What happens when you run out of processing power on your laptop? You could scale up - get more efficient hardware, or scale out - add more machines. Whichever you choose, there are great tools for accomplishing scale within the Jupyter ecosystem. This talk presents Dask and RAPIDS for parallel and GPU computing, and how to launch and manage clusters all within JupyterLab.
What happens when you run out of processing power on your laptop? You could scale up - get more efficient hardware, or scale out - add more machines. Whichever you choose, there are great tools for accomplishing scale with the Python and Jupyter ecosystem. Dask is a parallel computing framework that scales from your laptop to a cluster of thousands of machines.
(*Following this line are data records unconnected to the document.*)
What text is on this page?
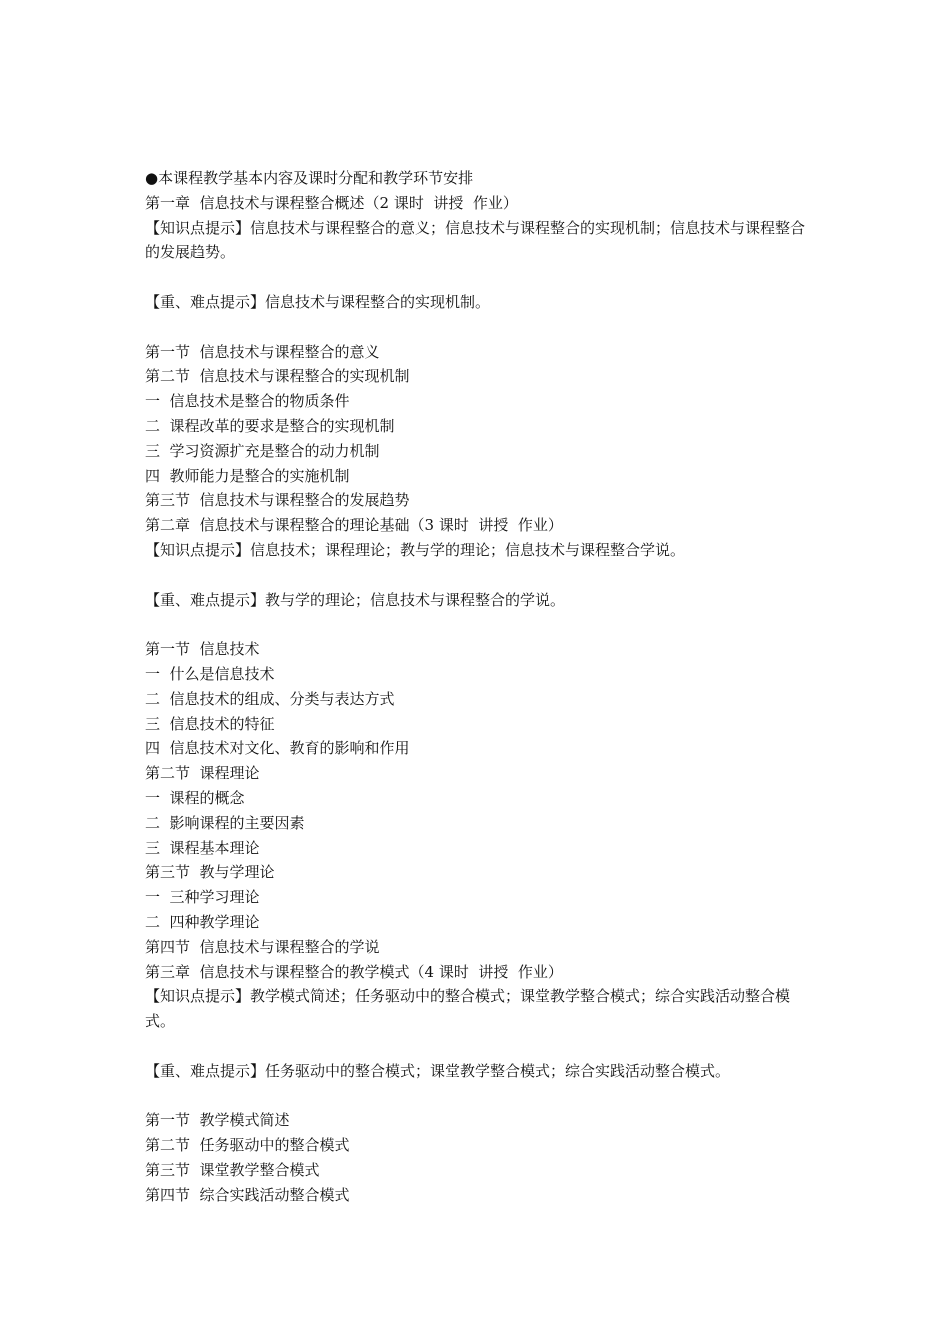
●本课程教学基本内容及课时分配和教学环节安排
第一章  信息技术与课程整合概述（2 课时  讲授  作业）
【知识点提示】信息技术与课程整合的意义；信息技术与课程整合的实现机制；信息技术与课程整合的发展趋势。
【重、难点提示】信息技术与课程整合的实现机制。
第一节  信息技术与课程整合的意义
第二节  信息技术与课程整合的实现机制
一  信息技术是整合的物质条件
二  课程改革的要求是整合的实现机制
三  学习资源扩充是整合的动力机制
四  教师能力是整合的实施机制
第三节  信息技术与课程整合的发展趋势
第二章  信息技术与课程整合的理论基础（3 课时  讲授  作业）
【知识点提示】信息技术；课程理论；教与学的理论；信息技术与课程整合学说。
【重、难点提示】教与学的理论；信息技术与课程整合的学说。
第一节  信息技术
一  什么是信息技术
二  信息技术的组成、分类与表达方式
三  信息技术的特征
四  信息技术对文化、教育的影响和作用
第二节  课程理论
一  课程的概念
二  影响课程的主要因素
三  课程基本理论
第三节  教与学理论
一  三种学习理论
二  四种教学理论
第四节  信息技术与课程整合的学说
第三章  信息技术与课程整合的教学模式（4 课时  讲授  作业）
【知识点提示】教学模式简述；任务驱动中的整合模式；课堂教学整合模式；综合实践活动整合模式。
【重、难点提示】任务驱动中的整合模式；课堂教学整合模式；综合实践活动整合模式。
第一节  教学模式简述
第二节  任务驱动中的整合模式
第三节  课堂教学整合模式
第四节  综合实践活动整合模式
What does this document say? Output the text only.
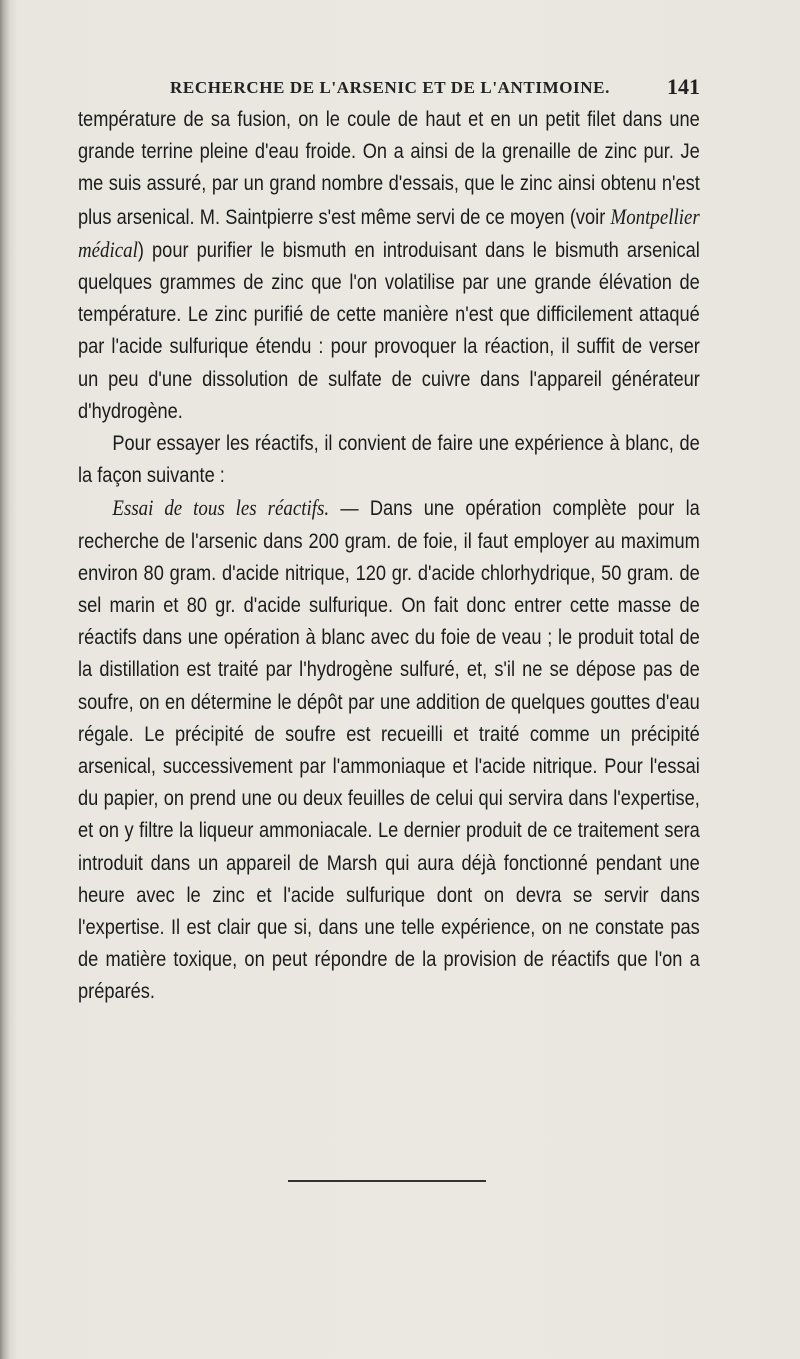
RECHERCHE DE L'ARSENIC ET DE L'ANTIMOINE.	141

température de sa fusion, on le coule de haut et en un petit filet dans une grande terrine pleine d'eau froide. On a ainsi de la grenaille de zinc pur. Je me suis assuré, par un grand nombre d'essais, que le zinc ainsi obtenu n'est plus arsenical. M. Saintpierre s'est même servi de ce moyen (voir Montpellier médical) pour purifier le bismuth en introduisant dans le bismuth arsenical quelques grammes de zinc que l'on volatilise par une grande élévation de température. Le zinc purifié de cette manière n'est que difficilement attaqué par l'acide sulfurique étendu : pour provoquer la réaction, il suffit de verser un peu d'une dissolution de sulfate de cuivre dans l'appareil générateur d'hydrogène.

Pour essayer les réactifs, il convient de faire une expérience à blanc, de la façon suivante :

Essai de tous les réactifs. — Dans une opération complète pour la recherche de l'arsenic dans 200 gram. de foie, il faut employer au maximum environ 80 gram. d'acide nitrique, 120 gr. d'acide chlorhydrique, 50 gram. de sel marin et 80 gr. d'acide sulfurique. On fait donc entrer cette masse de réactifs dans une opération à blanc avec du foie de veau ; le produit total de la distillation est traité par l'hydrogène sulfuré, et, s'il ne se dépose pas de soufre, on en détermine le dépôt par une addition de quelques gouttes d'eau régale. Le précipité de soufre est recueilli et traité comme un précipité arsenical, successivement par l'ammoniaque et l'acide nitrique. Pour l'essai du papier, on prend une ou deux feuilles de celui qui servira dans l'expertise, et on y filtre la liqueur ammoniacale. Le dernier produit de ce traitement sera introduit dans un appareil de Marsh qui aura déjà fonctionné pendant une heure avec le zinc et l'acide sulfurique dont on devra se servir dans l'expertise. Il est clair que si, dans une telle expérience, on ne constate pas de matière toxique, on peut répondre de la provision de réactifs que l'on a préparés.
RAPIDS is a GPU-computing framework that pushes traditional CPU workloads to the GPU. Dask and RAPIDS together allow you to scale both up and out! This talk will help you navigate this exciting new world, and show how easy it is to get your workloads running faster in Jupyter.
Outline
The state of single-node CPU workloads: why do we need clusters and GPU computing?
Intro to Dask (Python-native cluster computing)
Intro to RAPIDS (Python-native GPU computing)
Code examples:
Launch Dask cluster and monitor in JupyterLab with dask-labextension
Large-scale data processing across the cluster
Fast ML model training with RAPIDS
Prerequisites: a working knowledge of data science with Python (pandas, numpy, scikit-learn, etc.). No cluster computing experience necessary - this is what you will learn from the talk!